LGPS to become negative cashflow 'by 2024'

clock • 3 min read

Local Government Pension Scheme (LGPS) funds are being urged to prioritise cashflow management as investors are challenged to find income in traditional fixed income and property markets.

Investment advisory firm Linchpin has predicted that the scheme will fall into aggregate negative cashflow - even when including stated investment income - within the next few years.

It comes as data from the Ministry of Housing, Communities and Local Government released last year revealed some 34 individual funds already had negative cashflow after including investment income in the year to 31 March 2020 - noting that, in aggregate, there was a deficit of 1.2% of contributions over expenditure, which was plugged by 1.6% of income. The LGPS had a 0.9% surplus when transfers into scheme were taken into account.

Linchpin founder William Bourne predicted that 2024 would likely be the year where the LGPS would go to cash neutral or negative.

"The private sector went negative cashflow some time ago and the LGPS is clearly going in the same direction. The downward trend is absolutely clear but the exact speed is a little less clear. It has taken longer to get to where we are than many people expected," said Bourne.

This is because income from equities has been rather higher than expected, as well as people leaving local authorities and lots of new employers coming into the LGPS, particularly academies.

"More and more funds will start to become net cashflow negative, or will have to make greater use of the income on their assets to meet those cashflow requirements," said Hymans Robertson's head of LGPS investment David Walker.

All LGPS funds should do cashflow planning even if they have positive cashflow, said Bourne. He suggested looking at short-term cashflows over the next three to five years, and then a longer term looking at 20 years into the future.

Income focused investment

Investment consultants have been advising funds to start building a greater component of income focused investment strategies with an overall asset allocation. Pension funds traditionally looked to the bond markets for income, but with yields still at historical levels, they are forced to look further across the income spectrum.

"Traditional sources of income like index linked bonds and investment grade bonds still have a role to play but certainly the prospective returns on those asset classes are looking a lot lower than they have been in previous years," said Walker.

For example, investment grade debt offers hardly any premium over government gilts, even at the lower end BBB credit ratings.

Instead, income-seeking investors have looked at real assets such as property but this has come under pressure during Covid-19.

Equity is one area that the LGPS is looking for income, said Bourne: "Funds have been buying equities because they can't really think of anything else to buy at the moment, and at least equities are still delivering income.
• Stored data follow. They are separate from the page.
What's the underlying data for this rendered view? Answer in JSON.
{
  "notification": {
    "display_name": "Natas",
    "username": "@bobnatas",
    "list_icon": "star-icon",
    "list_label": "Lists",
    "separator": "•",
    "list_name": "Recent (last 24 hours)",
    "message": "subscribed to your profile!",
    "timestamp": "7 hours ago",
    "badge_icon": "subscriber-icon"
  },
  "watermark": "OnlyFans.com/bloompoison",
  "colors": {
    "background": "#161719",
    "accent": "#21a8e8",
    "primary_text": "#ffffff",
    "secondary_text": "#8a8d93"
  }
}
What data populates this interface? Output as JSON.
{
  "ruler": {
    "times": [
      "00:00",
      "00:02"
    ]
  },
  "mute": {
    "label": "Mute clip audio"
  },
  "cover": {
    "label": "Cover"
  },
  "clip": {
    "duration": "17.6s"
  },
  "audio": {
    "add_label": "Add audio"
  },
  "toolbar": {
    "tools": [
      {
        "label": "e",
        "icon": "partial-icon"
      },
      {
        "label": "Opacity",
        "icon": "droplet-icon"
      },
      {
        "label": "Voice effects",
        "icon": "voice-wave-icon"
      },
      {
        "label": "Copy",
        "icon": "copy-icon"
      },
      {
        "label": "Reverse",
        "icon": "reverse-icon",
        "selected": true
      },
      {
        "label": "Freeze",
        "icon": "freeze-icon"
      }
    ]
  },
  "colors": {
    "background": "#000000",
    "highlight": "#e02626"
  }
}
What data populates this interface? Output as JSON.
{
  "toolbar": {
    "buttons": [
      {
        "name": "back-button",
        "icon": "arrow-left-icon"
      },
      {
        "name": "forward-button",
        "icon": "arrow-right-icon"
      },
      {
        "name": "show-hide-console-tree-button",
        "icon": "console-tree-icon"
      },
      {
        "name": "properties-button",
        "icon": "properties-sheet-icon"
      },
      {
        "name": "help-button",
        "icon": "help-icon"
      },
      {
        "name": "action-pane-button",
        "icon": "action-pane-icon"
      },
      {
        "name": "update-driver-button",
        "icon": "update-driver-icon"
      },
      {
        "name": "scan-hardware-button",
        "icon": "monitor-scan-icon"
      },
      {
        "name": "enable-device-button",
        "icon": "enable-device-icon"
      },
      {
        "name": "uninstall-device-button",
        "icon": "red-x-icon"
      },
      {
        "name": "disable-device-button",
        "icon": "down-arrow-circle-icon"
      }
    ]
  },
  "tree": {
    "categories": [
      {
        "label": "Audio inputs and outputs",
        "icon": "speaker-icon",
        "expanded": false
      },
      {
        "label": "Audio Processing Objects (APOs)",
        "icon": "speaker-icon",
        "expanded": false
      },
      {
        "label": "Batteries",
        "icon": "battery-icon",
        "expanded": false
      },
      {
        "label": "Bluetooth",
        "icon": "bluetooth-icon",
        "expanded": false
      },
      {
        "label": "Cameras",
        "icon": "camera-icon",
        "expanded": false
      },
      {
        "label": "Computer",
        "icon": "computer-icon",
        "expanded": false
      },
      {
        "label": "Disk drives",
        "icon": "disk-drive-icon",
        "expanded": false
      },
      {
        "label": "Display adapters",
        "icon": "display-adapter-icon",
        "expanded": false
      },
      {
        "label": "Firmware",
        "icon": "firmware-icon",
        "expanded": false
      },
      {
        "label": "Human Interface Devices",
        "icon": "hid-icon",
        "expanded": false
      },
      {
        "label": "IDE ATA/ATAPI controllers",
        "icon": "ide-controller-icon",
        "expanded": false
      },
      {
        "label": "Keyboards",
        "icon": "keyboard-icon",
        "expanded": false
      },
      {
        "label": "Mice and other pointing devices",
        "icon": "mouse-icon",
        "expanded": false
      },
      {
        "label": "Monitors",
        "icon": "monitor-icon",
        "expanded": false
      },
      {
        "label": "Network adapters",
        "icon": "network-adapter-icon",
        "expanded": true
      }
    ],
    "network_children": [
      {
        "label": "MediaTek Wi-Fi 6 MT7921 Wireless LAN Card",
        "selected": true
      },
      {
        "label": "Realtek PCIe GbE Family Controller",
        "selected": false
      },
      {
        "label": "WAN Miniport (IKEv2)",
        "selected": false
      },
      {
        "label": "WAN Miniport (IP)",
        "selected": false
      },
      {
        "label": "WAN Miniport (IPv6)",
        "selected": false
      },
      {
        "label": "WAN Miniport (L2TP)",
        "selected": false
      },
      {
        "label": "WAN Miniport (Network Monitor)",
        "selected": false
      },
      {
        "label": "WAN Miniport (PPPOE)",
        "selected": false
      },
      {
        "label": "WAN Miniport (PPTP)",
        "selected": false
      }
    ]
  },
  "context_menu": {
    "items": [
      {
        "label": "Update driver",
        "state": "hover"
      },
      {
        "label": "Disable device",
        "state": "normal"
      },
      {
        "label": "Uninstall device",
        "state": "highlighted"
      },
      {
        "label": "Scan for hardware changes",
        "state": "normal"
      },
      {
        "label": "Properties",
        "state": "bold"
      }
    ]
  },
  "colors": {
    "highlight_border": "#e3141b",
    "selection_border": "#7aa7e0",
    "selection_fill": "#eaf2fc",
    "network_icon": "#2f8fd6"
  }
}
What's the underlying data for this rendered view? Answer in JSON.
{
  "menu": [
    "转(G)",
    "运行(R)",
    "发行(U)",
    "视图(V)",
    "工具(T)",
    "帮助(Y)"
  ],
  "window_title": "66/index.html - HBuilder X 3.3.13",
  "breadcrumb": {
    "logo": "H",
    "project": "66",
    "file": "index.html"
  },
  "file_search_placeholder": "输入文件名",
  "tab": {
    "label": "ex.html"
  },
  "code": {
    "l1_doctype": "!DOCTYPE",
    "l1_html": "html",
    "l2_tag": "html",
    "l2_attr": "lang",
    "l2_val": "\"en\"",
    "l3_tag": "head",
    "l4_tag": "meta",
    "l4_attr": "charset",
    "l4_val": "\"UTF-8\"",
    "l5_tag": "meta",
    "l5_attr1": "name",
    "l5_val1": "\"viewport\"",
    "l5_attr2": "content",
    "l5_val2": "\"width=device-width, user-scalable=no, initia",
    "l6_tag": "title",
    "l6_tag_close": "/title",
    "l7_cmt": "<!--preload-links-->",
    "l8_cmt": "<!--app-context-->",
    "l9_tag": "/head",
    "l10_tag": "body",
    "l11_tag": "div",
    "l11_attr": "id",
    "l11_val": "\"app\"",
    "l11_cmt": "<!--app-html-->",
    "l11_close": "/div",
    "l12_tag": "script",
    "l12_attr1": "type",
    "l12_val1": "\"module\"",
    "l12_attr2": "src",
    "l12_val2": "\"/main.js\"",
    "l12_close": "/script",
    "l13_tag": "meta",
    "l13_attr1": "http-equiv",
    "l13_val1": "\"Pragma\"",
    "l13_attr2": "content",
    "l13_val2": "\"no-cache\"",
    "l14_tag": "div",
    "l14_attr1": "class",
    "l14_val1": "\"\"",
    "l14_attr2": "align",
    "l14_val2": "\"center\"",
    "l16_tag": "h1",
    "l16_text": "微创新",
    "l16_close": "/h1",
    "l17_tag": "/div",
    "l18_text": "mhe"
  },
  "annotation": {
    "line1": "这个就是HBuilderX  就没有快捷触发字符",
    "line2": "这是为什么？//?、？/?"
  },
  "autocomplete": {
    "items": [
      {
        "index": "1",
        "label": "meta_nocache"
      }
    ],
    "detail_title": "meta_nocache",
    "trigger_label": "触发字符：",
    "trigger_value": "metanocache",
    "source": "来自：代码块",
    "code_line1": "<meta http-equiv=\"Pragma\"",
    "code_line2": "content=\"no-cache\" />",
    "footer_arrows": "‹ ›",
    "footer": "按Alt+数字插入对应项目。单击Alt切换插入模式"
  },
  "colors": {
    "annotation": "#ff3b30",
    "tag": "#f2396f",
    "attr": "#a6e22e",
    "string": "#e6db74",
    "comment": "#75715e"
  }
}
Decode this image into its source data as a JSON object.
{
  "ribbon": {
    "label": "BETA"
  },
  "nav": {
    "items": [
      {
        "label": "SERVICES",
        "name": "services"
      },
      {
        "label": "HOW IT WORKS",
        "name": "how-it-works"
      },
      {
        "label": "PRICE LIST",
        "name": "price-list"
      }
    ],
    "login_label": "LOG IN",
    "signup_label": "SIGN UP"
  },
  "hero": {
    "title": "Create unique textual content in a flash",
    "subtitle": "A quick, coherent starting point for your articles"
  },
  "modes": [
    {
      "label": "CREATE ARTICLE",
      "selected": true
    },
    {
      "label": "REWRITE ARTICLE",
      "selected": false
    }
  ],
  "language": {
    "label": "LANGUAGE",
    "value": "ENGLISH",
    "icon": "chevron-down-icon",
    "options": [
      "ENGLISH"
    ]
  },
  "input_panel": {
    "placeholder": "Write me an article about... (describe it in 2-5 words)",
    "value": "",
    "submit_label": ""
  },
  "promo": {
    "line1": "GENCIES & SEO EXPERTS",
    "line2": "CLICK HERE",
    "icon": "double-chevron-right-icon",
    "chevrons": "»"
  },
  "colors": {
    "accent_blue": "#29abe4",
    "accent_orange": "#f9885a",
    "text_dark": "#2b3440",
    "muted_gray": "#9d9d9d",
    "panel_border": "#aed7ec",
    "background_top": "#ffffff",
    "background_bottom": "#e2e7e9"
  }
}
In the absence of [income from] bonds, investment grade credit and real estate, it makes sense to buy equities."

Walker added: "The recent volatility or recovery that we've seen in equity markets has given the opportunity to trim some positions where the values have risen substantially, and naturally make use of those assets to meet ongoing cashflow requirements as well."

There is now a broader range of assets that funds are looking at in order to receive a more predictable income stream, such as private credit.

"That might counter some of the uncertainty over some asset classes like private equity where funds have focused on more yielding income focused allocations as part of their portfolios," said Walker.

With private equity, funds are almost certain to get something for cash flow planning but it is it uncertain exactly when they will get it, added Bourne.